Unlike the basic oats which are cooked in the microwave, egg white oats are cooked over the stovetop. The egg whites don’t get fully incorporated if you just try to microwave them. The reason for adding egg whites is to increase the protein content of the oatmeal as well as making your oatmeal more voluminous! More oatmeal is ALWAYS a good idea :DD I think the texture is also a lot creamier and more “porridge”-like than when cooking it in the microwave.

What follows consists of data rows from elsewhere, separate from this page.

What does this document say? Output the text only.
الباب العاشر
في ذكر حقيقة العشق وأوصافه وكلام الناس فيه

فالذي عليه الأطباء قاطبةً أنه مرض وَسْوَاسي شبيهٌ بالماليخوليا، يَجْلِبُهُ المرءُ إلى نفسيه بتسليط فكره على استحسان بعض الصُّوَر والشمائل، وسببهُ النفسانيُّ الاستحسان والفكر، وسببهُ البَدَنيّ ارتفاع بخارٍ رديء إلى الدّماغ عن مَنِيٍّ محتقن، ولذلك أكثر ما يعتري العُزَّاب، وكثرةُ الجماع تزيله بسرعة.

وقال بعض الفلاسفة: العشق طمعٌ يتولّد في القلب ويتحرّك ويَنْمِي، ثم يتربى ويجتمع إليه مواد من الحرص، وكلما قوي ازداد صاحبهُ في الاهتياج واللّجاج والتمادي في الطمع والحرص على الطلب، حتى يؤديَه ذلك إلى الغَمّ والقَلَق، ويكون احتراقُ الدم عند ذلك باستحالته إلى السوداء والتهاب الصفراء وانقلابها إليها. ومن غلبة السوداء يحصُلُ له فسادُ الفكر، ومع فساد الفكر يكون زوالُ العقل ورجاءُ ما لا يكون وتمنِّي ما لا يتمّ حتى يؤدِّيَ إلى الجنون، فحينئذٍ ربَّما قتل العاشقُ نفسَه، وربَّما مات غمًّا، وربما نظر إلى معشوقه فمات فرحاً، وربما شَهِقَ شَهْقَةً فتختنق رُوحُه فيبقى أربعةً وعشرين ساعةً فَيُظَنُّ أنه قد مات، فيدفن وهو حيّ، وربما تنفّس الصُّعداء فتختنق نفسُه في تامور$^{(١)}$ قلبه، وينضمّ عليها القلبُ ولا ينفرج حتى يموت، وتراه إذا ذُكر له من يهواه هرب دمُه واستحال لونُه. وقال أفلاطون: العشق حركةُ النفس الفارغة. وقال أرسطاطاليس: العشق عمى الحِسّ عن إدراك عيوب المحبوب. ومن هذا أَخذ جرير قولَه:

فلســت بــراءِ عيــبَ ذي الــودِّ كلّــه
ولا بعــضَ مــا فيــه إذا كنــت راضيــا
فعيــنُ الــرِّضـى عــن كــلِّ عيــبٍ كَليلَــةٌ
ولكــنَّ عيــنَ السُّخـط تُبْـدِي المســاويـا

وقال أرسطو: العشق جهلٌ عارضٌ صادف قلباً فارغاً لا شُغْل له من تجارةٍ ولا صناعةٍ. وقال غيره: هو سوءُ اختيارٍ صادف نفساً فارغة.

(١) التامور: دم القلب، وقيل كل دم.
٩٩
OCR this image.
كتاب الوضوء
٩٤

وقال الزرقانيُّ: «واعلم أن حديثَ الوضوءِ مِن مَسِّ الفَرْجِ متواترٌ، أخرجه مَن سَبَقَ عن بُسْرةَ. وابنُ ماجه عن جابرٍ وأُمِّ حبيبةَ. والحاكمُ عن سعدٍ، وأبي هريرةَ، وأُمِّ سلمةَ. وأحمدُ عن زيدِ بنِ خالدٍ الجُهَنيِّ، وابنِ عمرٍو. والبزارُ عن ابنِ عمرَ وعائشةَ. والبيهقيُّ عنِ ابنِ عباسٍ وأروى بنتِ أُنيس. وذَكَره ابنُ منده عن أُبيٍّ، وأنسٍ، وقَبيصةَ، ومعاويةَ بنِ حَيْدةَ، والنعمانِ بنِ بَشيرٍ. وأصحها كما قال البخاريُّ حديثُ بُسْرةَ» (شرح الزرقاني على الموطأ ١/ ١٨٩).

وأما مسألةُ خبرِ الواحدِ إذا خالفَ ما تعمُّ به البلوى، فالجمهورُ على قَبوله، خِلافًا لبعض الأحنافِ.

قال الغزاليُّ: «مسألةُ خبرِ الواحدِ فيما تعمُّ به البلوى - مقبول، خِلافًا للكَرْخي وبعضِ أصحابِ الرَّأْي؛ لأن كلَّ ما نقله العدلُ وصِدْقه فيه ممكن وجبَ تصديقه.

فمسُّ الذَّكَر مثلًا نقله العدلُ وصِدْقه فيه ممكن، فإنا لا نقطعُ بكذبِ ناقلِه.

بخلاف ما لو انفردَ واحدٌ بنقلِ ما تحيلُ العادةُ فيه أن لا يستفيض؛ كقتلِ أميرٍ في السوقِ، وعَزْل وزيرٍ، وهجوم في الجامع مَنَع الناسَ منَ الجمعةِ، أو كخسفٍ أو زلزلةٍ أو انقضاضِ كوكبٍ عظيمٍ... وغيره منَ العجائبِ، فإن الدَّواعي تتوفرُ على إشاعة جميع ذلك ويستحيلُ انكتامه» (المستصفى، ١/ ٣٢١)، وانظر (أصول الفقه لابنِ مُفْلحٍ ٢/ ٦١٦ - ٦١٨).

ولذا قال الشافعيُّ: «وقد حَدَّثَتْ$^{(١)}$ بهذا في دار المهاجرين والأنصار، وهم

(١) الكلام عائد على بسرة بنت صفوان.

- 1/4-1/3 cup old-fashioned oats
- 1 cup water
- 1/2 tbsp chia seeds
- 1 tsp vanilla extract
- 1 packet of stevia
- 2-3 egg whites
Add all of the ingredients except for the egg whites to a medium pot and bring to a boil. When the oats are nearly cooked down (almost no more water), add the egg whites and stir FAST to incorporate the egg whites. If you don’t keep stirring, the eggs will clump. I think chunks of egg isn’t very appealing in oatmeal :p So be sure to stir well! Sometimes I’ll crack all my eggs in a mug first so I can be sure to add them all at once quickly. Keep stirring until the eggs are fully cooked, and voila! They’re done! Top with any desired toppings.
In the picture, I also added 1 packet of instant coffee granules (Starbucks via) while the oats were cooking. Coffee flavored oatmeal is delicious! I topped it with banana slices, NuttZo nut butter, and chopped hazelnuts.
I either use 1/4 cup or 1/3 cup oats and I usually use 3 egg whites, but sometimes just 2. It just depends on what I’m feeling that day and how the ratios of carbs/proteins align with my workout planned for the day :) But the oatmeal will come out perfectly with either amount of each.